Another highlight is the Bodleian Bowl, lent by the Ashmolean museum. The decorated copper alloy vessel, dating back to the 12th century, is a rare artefact relating to Britain’s Jewish community at the time. Research has suggested that its inscription, which begins “This is the gift of Joseph, the son of the Holy Rabbi Yechiel”, likely referred to Joseph, a rabbi in Colchester, who may have given the bowl to the Jewish congregation there before heading to the Holy Land.

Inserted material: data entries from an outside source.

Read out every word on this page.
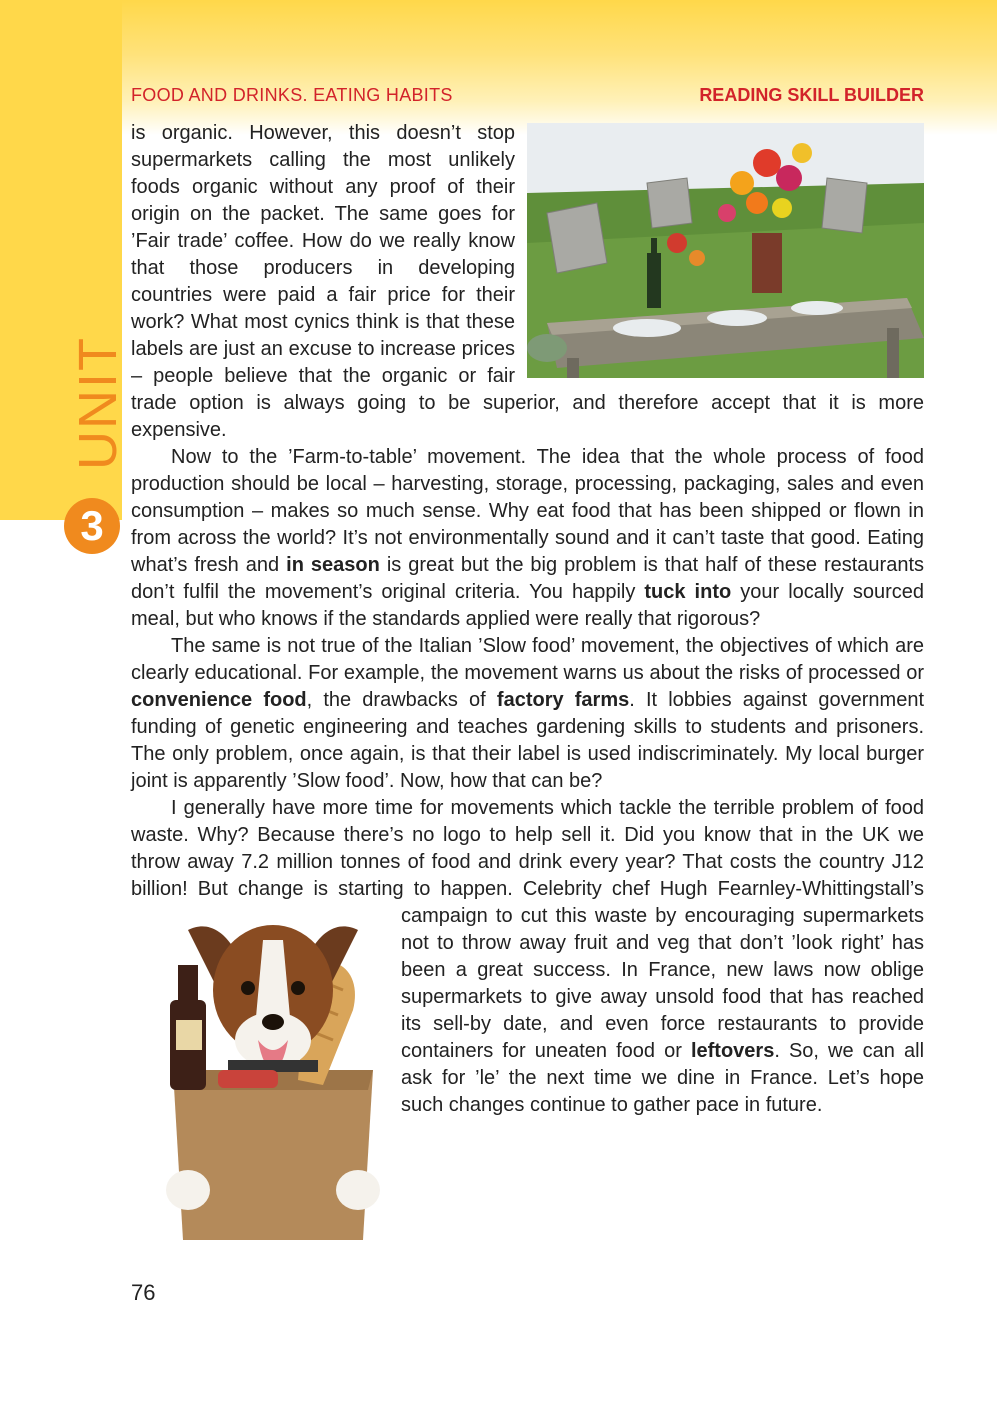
UNIT
3
FOOD AND DRINKS. EATING HABITS	READING SKILL BUILDER

is organic. However, this doesn’t stop supermarkets calling the most unlikely foods organic without any proof of their origin on the packet. The same goes for ’Fair trade’ coffee. How do we really know that those producers in developing countries were paid a fair price for their work? What most cynics think is that these labels are just an excuse to increase prices – people believe that the organic or fair trade option is always going to be superior, and therefore accept that it is more expensive.

Now to the ’Farm-to-table’ movement. The idea that the whole process of food production should be local – harvesting, storage, processing, packaging, sales and even consumption – makes so much sense. Why eat food that has been shipped or flown in from across the world? It’s not environmentally sound and it can’t taste that good. Eating what’s fresh and in season is great but the big problem is that half of these restaurants don’t fulfil the movement’s original criteria. You happily tuck into your locally sourced meal, but who knows if the standards applied were really that rigorous?

The same is not true of the Italian ’Slow food’ movement, the objectives of which are clearly educational. For example, the movement warns us about the risks of processed or convenience food, the drawbacks of factory farms. It lobbies against government funding of genetic engineering and teaches gardening skills to students and prisoners. The only problem, once again, is that their label is used indiscriminately. My local burger joint is apparently ’Slow food’. Now, how that can be?

I generally have more time for movements which tackle the terrible problem of food waste. Why? Because there’s no logo to help sell it. Did you know that in the UK we throw away 7.2 million tonnes of food and drink every year? That costs the country J12 billion! But change is starting to happen. Celebrity chef Hugh Fearnley-Whittingstall’s campaign to cut this waste by encouraging supermarkets not to throw away fruit and veg that don’t ’look right’ has been a great success. In France, new laws now oblige supermarkets to give away unsold food that has reached its sell-by date, and even force restaurants to provide containers for uneaten food or leftovers. So, we can all ask for ’le’ the next time we dine in France. Let’s hope such changes continue to gather pace in future.

76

Upstairs, meanwhile, is devoted to contemporary art that tackles subjects related to faith. This section includes work by painter Nicola Green, as well as photographers Alice Tomlinson and Khadija Saye, the latter who tragically died in the Grenfell Tower fire in 2017.
Also upstairs is the Great Gallery, currently exhibiting a new large-scale commission by British artist Mat Collishaw, titled Eidolon. Ruffer hopes to eventually furnish the gallery with a 20ft-long gold braid tapestry from the 16th century, which he calls “effectively, the birth certificate of the Church of England”. The work, which was commissioned by Henry VIII and shows St Paul setting fire to piles of heathen books, was thought to have been destroyed for two centuries but turned up in a Spanish collection in 2014. The Spanish government says it will be allowed to return to the UK if the Faith Museum can raise the necessary funds—a total of £4.55m.
The museum, says Ruffer, isn’t about trying to convert anyone to any belief system: the focus is on giving visitors space to think about the role of spirituality in societies past and present. He also wants to open their minds to the spiritual dimension. “It’s about challenging people,” he says.